In the normal course, when a ship is de-hired, she will be chartered by someone else who will deploy her on some other route.

“Now, it’s not like that,” said a container shipping industry executive. Hapag Lloyd didn’t feel the need to run the ship for the next one month but didn’t want to let go of the ship either. It wanted to hire the ship again after a month.

“The ship’s owner then decided to drop anchor off Mumbai after it was off hired by Hapag Lloyd. She is waiting outside Mumbai anchorage,” the industry executive said.

Container ship operators such as Maersk Line, CMA-CGM S A and Mediterranean Shipping Co S A (MSC) are looking at ways to cut costs as volumes plunge in what is Asia’s third biggest economy.

Container volumes at JNPT, India’s top container port, fell 37 per cent in April compared to the same month last year. Pan India, container volumes have declined by more than 12 per cent since April year on year, when the new financial year began.

Since March 25, forty-six sailings of scheduled services had to be blanked / cancelled and some of the services had to be rationalized, resulting in huge costs to the lines for the idling of vessels.

Given the grim trade scenario, container carriers have even started resorting to culling one full cycle of a service run with 7-8 ships.

For instance, the Europe-Pakistan-India (EPIC) 1 weekly service run by MSC, Hapag Lloyd and CMA CGM with eight ships, decided recently to suspend one full cycle – all the eight ships will not call at JNPT, Hazira and Mundra. In effect, EPIC 1 will not run the service for eight weeks.

It came hardly a month after the service partners upgraded the service by deploying bigger ships with a capacity to load 13,000 TEUs.

From a logistics point of view, the cost of operating a ship is huge. “Taking that into account, even if they have to forego one sailing, that is much more favourable for an owner/operator,” said the industry executive.

Most of the existing weekly services are calling at Indian ports once in two weeks or even longer. “Weekly sailings have gone now basically because there is no cargo, both ways. This is not a problem specific to India, it’s all over the globe,” said the industry executive.

For example, the EPIC 2 weekly service run by Hapag Lloyd, CMA CGM and COSCO Shipping linking JNPT and Mundra, is calling once in two weeks.

This will ultimately help the carriers at a time when the volumes are down, said an executive with a European container line.

CMA CGM also axed its Middle East-India-East Africa service named MIDAS 2 after some five blank sailings and is using its Middle East-India-West African service called MIDAS 1 that calls at Durban, one common port of call for both the services, to carry Indian cargo.

“That takes care of the entire MIDAS 2 cargo rather than running ships empty on MIDAS 2,” said an industry source.

The April 21 Shipping Ministry order, directing carriers not to levy container detention charges has added to the woes.

“Ports and terminals are giving waiver on ground rent charges.

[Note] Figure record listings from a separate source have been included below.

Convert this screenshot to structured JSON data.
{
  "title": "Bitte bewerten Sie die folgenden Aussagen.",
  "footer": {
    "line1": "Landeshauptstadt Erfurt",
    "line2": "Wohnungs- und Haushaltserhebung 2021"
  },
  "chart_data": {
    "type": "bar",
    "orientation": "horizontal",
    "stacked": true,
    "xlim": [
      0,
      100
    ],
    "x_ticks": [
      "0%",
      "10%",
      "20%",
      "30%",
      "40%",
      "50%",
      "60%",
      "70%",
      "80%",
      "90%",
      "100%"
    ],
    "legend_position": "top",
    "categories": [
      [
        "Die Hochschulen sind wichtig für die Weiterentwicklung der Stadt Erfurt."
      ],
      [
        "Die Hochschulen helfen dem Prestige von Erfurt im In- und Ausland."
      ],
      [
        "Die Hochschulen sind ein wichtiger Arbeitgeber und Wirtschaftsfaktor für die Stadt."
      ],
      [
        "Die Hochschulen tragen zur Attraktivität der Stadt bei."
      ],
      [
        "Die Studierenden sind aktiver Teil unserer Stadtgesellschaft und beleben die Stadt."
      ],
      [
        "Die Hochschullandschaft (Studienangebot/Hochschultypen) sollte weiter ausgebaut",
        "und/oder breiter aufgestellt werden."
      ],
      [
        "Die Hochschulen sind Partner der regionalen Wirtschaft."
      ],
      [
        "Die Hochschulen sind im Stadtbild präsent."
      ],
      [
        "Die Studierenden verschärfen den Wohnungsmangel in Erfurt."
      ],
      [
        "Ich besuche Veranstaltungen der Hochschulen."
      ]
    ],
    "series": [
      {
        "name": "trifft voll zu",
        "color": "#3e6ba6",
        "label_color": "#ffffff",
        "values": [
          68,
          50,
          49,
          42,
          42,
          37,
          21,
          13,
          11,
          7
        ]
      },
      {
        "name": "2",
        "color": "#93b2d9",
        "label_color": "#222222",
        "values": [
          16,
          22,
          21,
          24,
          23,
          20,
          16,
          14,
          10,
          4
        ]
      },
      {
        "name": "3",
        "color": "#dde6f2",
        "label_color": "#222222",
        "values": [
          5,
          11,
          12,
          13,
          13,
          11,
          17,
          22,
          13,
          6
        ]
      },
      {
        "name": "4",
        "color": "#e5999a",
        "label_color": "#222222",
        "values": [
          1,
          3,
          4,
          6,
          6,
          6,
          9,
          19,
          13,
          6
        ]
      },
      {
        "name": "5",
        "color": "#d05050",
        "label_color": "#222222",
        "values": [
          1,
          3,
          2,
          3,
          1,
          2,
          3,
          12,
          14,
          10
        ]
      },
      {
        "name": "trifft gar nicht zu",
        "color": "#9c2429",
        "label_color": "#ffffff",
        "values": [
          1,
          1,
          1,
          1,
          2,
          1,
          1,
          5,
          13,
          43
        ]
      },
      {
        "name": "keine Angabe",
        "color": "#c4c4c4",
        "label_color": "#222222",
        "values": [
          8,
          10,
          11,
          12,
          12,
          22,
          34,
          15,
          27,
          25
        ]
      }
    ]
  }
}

Who is going to pay me for detaining my containers? My container is being used, for which I have incurred a cost, but I’m not supposed to charge anything. From March 1 to May 3, we are not charging a single paise as detention charges,” said the executive with the European line.

“The two months detention is huge. It is the only revenue that we have. We are surviving on that revenue. Freight is virtually zero now. We are shipping cargo even on zero freight. There is a cost for bringing a ship to India. Who will pay for that cost?, he said.

A 9,000 TEU-capacity ship pays about $500,000 to transit the Suez Canal on the way to India from Europe or $1 million for both ways.

The only saving grace is the low bunker prices. To avoid the steep Suez Canal transit fees, some of the carriers plying on the northern Europe-Asia route are diverting their ships via the Cape of Good Hope, entailing extra sailing time of as much as seven days to the voyage.